Trading card distributed by airlines

An airline trading card is a type of trading card depicting a commercial airplane (Note: With the exception of Frontier Airlines trading cards, which depict cartoon characters.) that is offered by an airline. Generally, it is used to promote interaction with airline crew because it can only be given out by a pilot.
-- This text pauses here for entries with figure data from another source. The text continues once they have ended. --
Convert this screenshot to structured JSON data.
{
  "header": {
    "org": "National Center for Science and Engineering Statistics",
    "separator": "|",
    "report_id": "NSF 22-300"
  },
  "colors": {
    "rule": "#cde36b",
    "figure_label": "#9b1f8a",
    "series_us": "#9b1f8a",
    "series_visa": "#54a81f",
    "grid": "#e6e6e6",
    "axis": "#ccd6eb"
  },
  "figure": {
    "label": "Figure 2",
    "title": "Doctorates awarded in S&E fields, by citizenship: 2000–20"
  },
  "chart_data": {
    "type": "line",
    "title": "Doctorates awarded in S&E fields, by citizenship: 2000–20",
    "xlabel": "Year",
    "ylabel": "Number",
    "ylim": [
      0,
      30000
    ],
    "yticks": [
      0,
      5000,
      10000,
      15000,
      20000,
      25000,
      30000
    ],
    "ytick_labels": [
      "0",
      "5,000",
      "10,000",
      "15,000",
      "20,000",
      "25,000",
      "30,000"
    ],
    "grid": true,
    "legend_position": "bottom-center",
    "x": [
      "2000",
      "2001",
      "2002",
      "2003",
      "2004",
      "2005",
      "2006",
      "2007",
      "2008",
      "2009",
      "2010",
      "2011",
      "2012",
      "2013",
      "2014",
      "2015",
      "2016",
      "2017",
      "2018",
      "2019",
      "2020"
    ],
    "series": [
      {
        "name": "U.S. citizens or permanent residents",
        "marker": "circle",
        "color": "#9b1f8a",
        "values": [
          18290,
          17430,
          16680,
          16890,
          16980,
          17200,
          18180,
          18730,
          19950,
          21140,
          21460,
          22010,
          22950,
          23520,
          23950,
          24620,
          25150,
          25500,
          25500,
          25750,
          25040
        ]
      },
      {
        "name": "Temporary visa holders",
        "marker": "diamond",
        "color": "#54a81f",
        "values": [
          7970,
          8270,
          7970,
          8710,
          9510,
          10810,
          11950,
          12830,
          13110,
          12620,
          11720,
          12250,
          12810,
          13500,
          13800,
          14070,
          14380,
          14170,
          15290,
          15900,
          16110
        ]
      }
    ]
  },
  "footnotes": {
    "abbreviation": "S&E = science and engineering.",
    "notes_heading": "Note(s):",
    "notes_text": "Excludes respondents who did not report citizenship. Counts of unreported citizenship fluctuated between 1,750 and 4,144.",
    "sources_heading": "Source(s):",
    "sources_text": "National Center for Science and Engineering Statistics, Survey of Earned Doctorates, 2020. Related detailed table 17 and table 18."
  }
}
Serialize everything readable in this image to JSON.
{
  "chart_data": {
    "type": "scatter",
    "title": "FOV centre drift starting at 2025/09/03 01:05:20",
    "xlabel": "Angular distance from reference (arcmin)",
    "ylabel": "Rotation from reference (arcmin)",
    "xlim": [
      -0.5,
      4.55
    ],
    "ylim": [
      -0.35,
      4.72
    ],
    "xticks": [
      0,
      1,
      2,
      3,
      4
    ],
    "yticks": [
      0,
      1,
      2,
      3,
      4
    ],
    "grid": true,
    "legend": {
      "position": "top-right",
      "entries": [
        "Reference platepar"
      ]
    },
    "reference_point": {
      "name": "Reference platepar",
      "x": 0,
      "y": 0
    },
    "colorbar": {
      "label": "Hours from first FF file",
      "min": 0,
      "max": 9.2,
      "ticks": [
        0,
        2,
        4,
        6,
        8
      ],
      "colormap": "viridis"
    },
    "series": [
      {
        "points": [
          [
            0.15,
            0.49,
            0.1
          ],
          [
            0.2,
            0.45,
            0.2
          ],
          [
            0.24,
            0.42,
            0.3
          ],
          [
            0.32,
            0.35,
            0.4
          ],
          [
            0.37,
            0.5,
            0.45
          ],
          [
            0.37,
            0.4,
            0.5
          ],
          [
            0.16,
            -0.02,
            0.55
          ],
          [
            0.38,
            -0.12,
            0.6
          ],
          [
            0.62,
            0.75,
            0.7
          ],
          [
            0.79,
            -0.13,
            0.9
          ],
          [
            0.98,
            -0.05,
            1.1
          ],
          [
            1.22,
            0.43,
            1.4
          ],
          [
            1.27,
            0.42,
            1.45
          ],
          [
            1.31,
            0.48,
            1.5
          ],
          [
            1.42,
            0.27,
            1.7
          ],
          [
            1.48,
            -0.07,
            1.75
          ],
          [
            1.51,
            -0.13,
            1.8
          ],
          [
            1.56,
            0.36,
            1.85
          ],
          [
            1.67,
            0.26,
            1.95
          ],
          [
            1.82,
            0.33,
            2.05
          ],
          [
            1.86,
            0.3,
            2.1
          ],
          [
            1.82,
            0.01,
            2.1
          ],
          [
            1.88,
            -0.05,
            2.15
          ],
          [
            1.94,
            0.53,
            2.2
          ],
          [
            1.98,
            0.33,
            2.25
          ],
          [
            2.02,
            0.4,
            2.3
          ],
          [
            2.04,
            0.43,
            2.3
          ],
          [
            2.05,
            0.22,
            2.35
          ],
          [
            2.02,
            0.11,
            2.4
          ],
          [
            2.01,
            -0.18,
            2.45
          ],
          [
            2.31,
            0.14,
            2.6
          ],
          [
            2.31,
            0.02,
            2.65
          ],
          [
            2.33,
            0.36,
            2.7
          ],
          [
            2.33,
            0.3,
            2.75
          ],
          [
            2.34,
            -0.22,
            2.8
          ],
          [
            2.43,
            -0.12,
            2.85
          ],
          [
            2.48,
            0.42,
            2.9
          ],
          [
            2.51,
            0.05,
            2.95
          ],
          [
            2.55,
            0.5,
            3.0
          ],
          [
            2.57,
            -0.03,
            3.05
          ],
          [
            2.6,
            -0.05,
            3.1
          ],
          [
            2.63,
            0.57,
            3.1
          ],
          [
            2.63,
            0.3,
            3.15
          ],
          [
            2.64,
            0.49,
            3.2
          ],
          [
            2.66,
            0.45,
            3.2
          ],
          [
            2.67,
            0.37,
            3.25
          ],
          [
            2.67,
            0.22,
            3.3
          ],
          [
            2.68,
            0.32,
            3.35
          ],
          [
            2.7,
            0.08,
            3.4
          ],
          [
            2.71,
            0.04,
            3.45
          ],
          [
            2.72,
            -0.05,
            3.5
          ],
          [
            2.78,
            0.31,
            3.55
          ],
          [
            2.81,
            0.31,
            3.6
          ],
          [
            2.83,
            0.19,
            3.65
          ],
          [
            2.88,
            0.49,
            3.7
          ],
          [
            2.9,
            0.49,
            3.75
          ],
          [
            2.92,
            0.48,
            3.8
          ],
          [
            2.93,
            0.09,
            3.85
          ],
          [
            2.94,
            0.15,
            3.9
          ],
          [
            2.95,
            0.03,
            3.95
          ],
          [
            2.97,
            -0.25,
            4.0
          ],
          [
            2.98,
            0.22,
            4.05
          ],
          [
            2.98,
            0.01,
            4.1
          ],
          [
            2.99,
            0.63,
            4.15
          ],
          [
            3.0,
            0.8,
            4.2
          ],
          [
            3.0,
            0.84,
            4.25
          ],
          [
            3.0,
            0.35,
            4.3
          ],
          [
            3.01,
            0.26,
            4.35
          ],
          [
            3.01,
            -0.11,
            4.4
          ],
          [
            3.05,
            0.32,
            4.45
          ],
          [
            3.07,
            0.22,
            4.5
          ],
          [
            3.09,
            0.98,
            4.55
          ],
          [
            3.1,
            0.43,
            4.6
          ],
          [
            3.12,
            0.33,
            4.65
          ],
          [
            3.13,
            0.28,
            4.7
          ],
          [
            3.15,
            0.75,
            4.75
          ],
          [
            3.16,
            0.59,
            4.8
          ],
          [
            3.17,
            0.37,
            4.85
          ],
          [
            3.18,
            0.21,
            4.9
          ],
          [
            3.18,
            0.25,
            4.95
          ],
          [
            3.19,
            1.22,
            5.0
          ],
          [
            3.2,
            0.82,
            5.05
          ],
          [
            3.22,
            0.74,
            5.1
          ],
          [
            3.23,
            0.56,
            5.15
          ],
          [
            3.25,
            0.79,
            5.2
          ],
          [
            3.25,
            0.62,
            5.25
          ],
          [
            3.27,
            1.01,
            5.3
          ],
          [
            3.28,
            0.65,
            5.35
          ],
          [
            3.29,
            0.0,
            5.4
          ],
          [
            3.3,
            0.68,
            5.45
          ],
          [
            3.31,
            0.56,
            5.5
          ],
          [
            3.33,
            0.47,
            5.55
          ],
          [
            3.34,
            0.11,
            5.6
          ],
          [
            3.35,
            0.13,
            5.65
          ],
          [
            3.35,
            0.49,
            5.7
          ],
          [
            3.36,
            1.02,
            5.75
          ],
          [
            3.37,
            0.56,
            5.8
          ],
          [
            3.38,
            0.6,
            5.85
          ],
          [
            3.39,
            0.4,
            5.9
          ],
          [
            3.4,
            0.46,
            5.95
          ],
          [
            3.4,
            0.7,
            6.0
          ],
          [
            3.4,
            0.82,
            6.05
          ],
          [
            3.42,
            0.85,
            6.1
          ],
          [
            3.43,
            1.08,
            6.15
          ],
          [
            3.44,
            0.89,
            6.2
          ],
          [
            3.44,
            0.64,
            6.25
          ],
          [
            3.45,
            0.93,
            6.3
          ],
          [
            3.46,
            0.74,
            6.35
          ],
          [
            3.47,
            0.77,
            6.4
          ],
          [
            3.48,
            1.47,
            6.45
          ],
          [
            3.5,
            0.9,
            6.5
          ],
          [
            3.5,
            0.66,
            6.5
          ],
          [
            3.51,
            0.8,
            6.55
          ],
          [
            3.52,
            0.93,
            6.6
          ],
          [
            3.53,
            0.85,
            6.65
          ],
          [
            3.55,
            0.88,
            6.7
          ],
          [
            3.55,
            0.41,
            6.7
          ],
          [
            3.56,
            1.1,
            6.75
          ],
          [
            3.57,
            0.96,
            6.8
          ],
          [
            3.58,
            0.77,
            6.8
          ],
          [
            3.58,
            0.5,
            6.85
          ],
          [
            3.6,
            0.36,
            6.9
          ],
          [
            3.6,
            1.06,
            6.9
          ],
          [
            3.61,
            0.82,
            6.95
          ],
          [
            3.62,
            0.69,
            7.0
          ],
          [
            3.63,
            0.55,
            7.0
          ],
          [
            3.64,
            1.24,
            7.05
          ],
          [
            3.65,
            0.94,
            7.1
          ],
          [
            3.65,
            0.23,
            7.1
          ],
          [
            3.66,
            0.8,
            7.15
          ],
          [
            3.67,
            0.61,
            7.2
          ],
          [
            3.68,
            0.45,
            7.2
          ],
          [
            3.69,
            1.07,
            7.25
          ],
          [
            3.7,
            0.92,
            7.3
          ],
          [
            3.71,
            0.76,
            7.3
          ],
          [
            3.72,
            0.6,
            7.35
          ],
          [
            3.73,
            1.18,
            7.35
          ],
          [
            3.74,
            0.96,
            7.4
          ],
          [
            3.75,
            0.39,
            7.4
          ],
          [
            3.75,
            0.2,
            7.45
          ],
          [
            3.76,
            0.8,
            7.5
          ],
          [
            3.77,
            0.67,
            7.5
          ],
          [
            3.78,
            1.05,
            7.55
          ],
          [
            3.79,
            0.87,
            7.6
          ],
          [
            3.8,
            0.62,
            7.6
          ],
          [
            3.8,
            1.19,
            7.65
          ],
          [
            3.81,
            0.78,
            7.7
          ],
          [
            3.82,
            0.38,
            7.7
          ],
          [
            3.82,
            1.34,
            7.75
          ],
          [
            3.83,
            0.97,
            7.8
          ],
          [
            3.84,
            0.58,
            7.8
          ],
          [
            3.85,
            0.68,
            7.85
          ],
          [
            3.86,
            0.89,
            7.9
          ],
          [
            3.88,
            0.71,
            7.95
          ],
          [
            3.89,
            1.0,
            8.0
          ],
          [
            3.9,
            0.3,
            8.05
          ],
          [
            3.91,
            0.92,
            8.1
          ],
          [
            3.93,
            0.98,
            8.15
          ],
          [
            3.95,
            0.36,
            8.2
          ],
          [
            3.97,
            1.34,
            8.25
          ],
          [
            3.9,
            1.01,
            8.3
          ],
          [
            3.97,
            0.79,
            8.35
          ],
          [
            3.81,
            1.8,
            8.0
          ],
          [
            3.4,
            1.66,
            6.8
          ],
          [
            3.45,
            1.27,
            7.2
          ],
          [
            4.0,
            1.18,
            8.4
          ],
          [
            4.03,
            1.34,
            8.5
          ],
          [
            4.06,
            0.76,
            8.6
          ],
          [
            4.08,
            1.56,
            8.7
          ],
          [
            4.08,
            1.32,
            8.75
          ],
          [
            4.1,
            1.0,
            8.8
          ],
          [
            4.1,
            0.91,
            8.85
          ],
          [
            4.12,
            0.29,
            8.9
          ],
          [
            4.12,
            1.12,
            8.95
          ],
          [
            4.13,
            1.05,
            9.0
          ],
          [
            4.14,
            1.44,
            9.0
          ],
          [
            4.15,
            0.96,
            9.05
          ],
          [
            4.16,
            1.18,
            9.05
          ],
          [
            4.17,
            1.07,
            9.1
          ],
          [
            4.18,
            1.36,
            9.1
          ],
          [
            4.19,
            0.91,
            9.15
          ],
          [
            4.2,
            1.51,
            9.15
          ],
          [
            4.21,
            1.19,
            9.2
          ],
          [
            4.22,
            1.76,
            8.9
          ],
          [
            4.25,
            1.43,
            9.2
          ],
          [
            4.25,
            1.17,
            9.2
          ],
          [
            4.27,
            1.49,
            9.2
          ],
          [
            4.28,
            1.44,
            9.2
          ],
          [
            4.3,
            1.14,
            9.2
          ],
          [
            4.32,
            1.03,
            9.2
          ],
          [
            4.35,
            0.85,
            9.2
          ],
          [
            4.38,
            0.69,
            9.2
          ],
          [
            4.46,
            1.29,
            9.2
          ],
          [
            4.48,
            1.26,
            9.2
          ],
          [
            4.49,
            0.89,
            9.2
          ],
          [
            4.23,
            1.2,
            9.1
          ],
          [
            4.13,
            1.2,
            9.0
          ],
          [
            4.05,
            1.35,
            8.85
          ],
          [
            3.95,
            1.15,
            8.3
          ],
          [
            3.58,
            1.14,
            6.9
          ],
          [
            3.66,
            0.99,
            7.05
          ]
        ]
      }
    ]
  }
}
Several airlines offer trading cards, such as Southwest, Delta, Frontier, United, American, and Alaska Airlines.

==Examples==
===Delta Air Lines===
Delta Air Lines offers airplane trading cards of all of the plane types in its fleet; several customers have collected all 68. Ryan Gumm, the Senior Vice President of flight operations for Delta, reported that in 2024 over 3 million cards were distributed, saying that "this simple, yet impactful interaction between our pilots and customers elevates and enriches the flight experience – and has created meaningful connections and memorable moments along the way." The only instance in which Delta trading cards were not directly given by pilots was when the airline celebrated its 100th anniversary in 2025, and customers were able to get a two-card commemorative set upon purchasing a gift card.

===Spirit Airlines===
Spirit Airlines was one of the most recent airlines to introduce a trading card, doing so in February 2026. They depicted Spirit's Airbus aircraft. Spirit previously had digital trading cards.

===Alaska Airlines===
Alaska Airlines trading cards were first produced and offered in the 1990s; this continued after their merging with Hawaiian Airlines.

====Hawaiian Airlines====
Hawaiian Airlines only debuted trading cards following their merging with Alaska Airlines, in November 2025. Digital trading cards are available by scanning a QR code in the placard of an aircraft. Hawaiian uniquely offers another commemorative souvenir, "keiki" or "children's wings", badges resembling pilot's wings with the Hawaiian airline logo and the words "Future Pilot".

===Frontier Airlines===
Uniquely, Frontier Airlines' trading cards display cartoon characters instead of airplanes, such as Griz the Bear, Otto the Owl, and Flo the Flamingo.

===Southwest Airlines===
Southwest Airlines also offers trading cards; the most common trading card is of the "Heart One" livery, the livery used on most Southwest planes. Cards depict an image of the plane on the front and back, and on the back is information about the aircraft.

=== American Airlines ===
American Airlines recently unveiled a centennial-themed set of airline trading cards to celebrate 100 years of service.